Bauer served 15 years in the Army and National Guard in Washington State, where he returned after his second deployment in 2009. He moved to Wilmington in August to attend UNCW,and was set to graduate in the spring, before the tuition hike. Some of Bauer’s fellow student veterans have formed a nonprofit to fight for their benefits, including education. Jason Thigpen is the president of the group, and just a few weeks ago he was honored with a Purple Heart presented by Congressman Mike McIntyre.
Thigpen is working with McIntyre to add North Carolina to the list of states that automatically grant veterans residency status.
"Research shows that veterans are an investment in the future. You know North Carolina already grants in-state residency purposes to public school teachers as well as to UNC school system employees. Why not veterans?”
“There's no real reason to make a distinction between veterans being in-state and out-of-state, so our first priority is urging the state legislative level to allow the intent from the federal level to be carried out.

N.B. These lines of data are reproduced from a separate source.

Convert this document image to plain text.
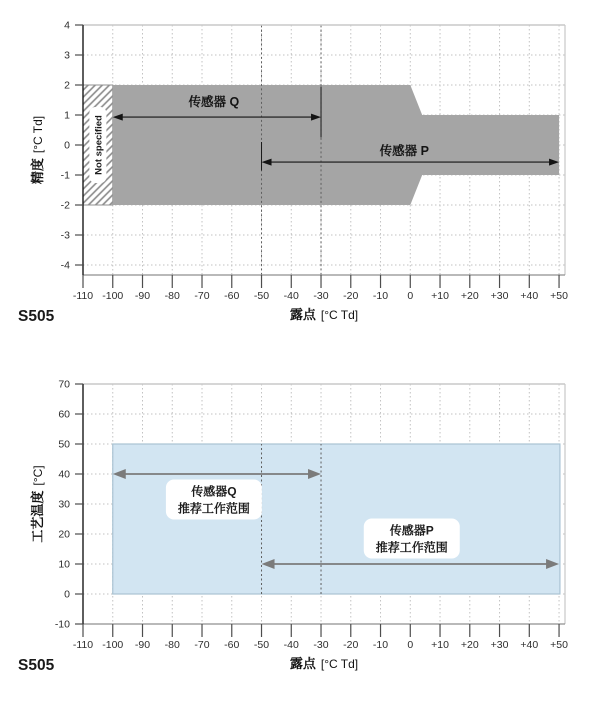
Not specified
传感器 Q
传感器 P
-110 -100 -90 -80 -70 -60 -50 -40 -30 -20 -10 0 +10 +20 +30 +40 +50
4
3
2
1
0
-1
-2
-3
-4
露点 [°C Td]
精度[°C Td]
S505
传感器Q
推荐工作范围
传感器P
推荐工作范围
-110 -100 -90 -80 -70 -60 -50 -40 -30 -20 -10 0 +10 +20 +30 +40 +50
70
60
50
40
30
20
10
0
-10
露点 [°C Td]
工艺温度[°C]
S505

But that can best and quickest be done by the state simply deciding not to charge out-of-state tuition to our veterans.”
During this time of uncertainty, Kai Bauer, the anthropology major, just received the good news that he’s been accepted into a vocational rehab program that will fully cover his tuition. But many other veterans are considering dropping out of school or moving to the state listed on their driver’s license even though they already consider North Carolina their home.
CORRECTION: On November 14, 2011, WHQR News aired a feature about residency and tuition issues facing North Carolina student veterans. We received misinformation that Veteran Kai Bauer was accepted into the VA’s vocational rehab program. We have since learned that Bauer’s application status is actually still pending. We apologize for the error.